Baru sesudah melihat dua bocah bermain bola dengan botol air mineral, yang saya tuangkan di tulisan yang ini, saya menyadari ada perbedaan penting diantara dua jenis tulisan tersebut. Dalam tulisan tentang dua bocah itu, saya menempatkan diri sebagai sosok pengamat yang netral. Saya tidak memasukkan diri saya ke dalam tulisan tersebut. Jadi, dalam tulisan tersebut, hasrat untuk narsis dan menonjolkan perlu diredam terlebih dahulu.
Hal yang membedakan antara blog yang ditulis dengan teknik creative non fiction dengan tulisan feature adalah sudut pandangnya. Biasanya, seorang blogger mengisi blog-nya dengan tulisan-tulisan yang bersifat pribadi. Me, myself and I jika masih single atau tentang keluarga apabila sudah berkeluarga. Yang jelas, si blogger inilah yang jadi pemeran utama, yang lain hanya sebagai pemeran pendukung atau pembantu. Sehingga, tulisan - tulisan di blog cenderung dilihat dari sudut pandang orang pertama.
Untuk melatih diri menulis feature di blog, pertama-tama si blogger harus rela menuliskan tulisannya dari sudut pandang orang lain. Tiba saatnya si blogger bermain di belakang layar. Jika diumpamakan film, si blogger yang tadinya jadi bintang dalam blognya, kini berperan menjadi sutradara atau produser. Tulisan-tulisan yang dibuat lebih menonjolkan apa yang dirasakan orang yang menjadi subyek dalam tulisannya. Kebanyakan wartawan kawakan memakai pedoman ini: ‘’Kalau Anda bukan tokoh utama, jangan sebut-sebut Anda dalam tulisan Anda.’’
Menulis feature memang bukan sekedar mendeskripsikan keadaan. Namun lebih dari itu, sang penulis perlu menampilkan sisi sisi yang menggugah emosi dari yang dia tuliskan. Sehingga, sekedar mengamati tidaklah cukup. Perlu ada interaksi antar manusia di sana, antar si penulis dengan orang yang menjadi subjek tulisannya. Sehingga, muatan emosi dari orang-orang yang menjadi subyek dalam tulisan tersebut akan mempengaruhi pembacanya.
Contoh tulisan feature yang cukup menggugah ada di rubrik Ragam dalam situs Indosiar. Sebenarnya, tulisan-tulisan itu merupakan script dari acara dokumenter yang sudah tidak lagi ditayangkan oleh Indosiar.
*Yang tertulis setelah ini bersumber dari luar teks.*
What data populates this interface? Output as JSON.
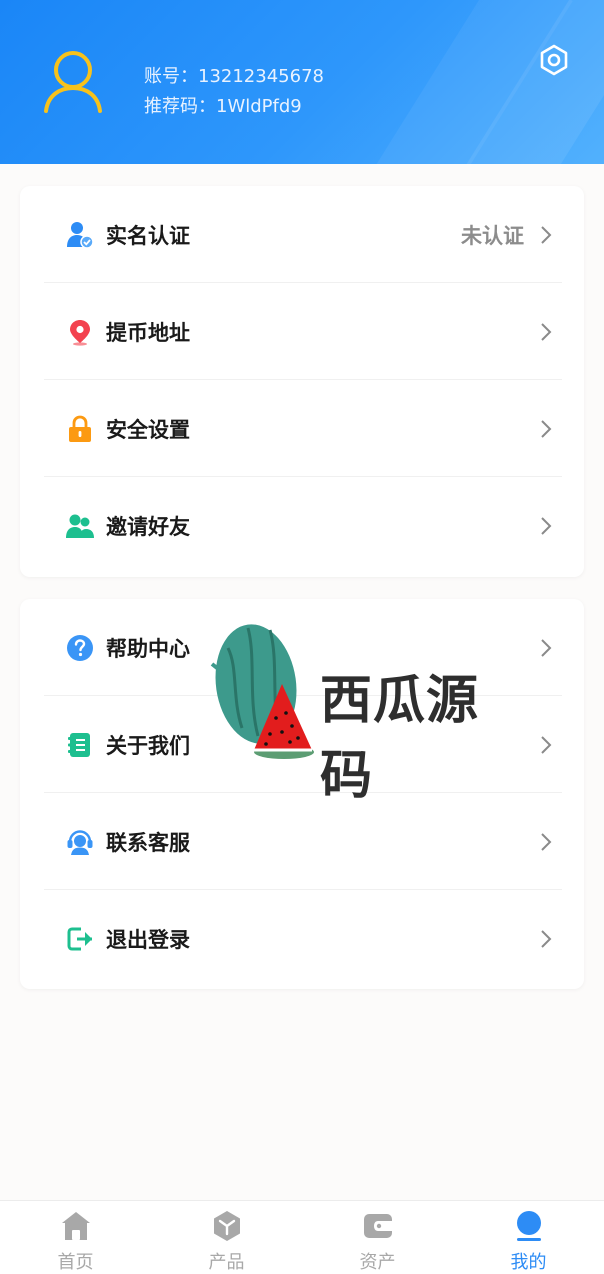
{
  "header": {
    "account_label": "账号：",
    "account_value": "13212345678",
    "invite_label": "推荐码：",
    "invite_value": "1WldPfd9"
  },
  "colors": {
    "primary": "#2d8cf5",
    "avatar": "#f7c21c",
    "inactive": "#a8a8a8"
  },
  "menu_group_1": [
    {
      "label": "实名认证",
      "icon": "user-verified-icon",
      "status": "未认证"
    },
    {
      "label": "提币地址",
      "icon": "location-pin-icon"
    },
    {
      "label": "安全设置",
      "icon": "lock-icon"
    },
    {
      "label": "邀请好友",
      "icon": "invite-friends-icon"
    }
  ],
  "menu_group_2": [
    {
      "label": "帮助中心",
      "icon": "help-icon"
    },
    {
      "label": "关于我们",
      "icon": "about-book-icon"
    },
    {
      "label": "联系客服",
      "icon": "customer-service-icon"
    },
    {
      "label": "退出登录",
      "icon": "logout-icon"
    }
  ],
  "watermark": {
    "text": "西瓜源码"
  },
  "tabbar": [
    {
      "label": "首页",
      "icon": "home-icon"
    },
    {
      "label": "产品",
      "icon": "product-box-icon"
    },
    {
      "label": "资产",
      "icon": "wallet-icon"
    },
    {
      "label": "我的",
      "icon": "profile-icon",
      "active": true
    }
  ]
}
Sebagian dari acara-acara tersebut sekarang ditayangkan oleh stasiun tv favorit saya, yaitu Elshinta TV. Kisah yang ditayangkan antara lain tentang para penyelam tradisional di Pulau Tidung yang seringkali terserang kram karena mereka belum memahami pentingnya dekompresi. Mereka menganggap kram yang mereka rasakan hanya gejala masuk angin belaka. Atau kisah para petani garam di Cirebon yang pendapatannya sangat tidak menentu karena sangat tergantung cuaca. Masih banyak lagi script tayangan feature yang bisa kita baca di sana.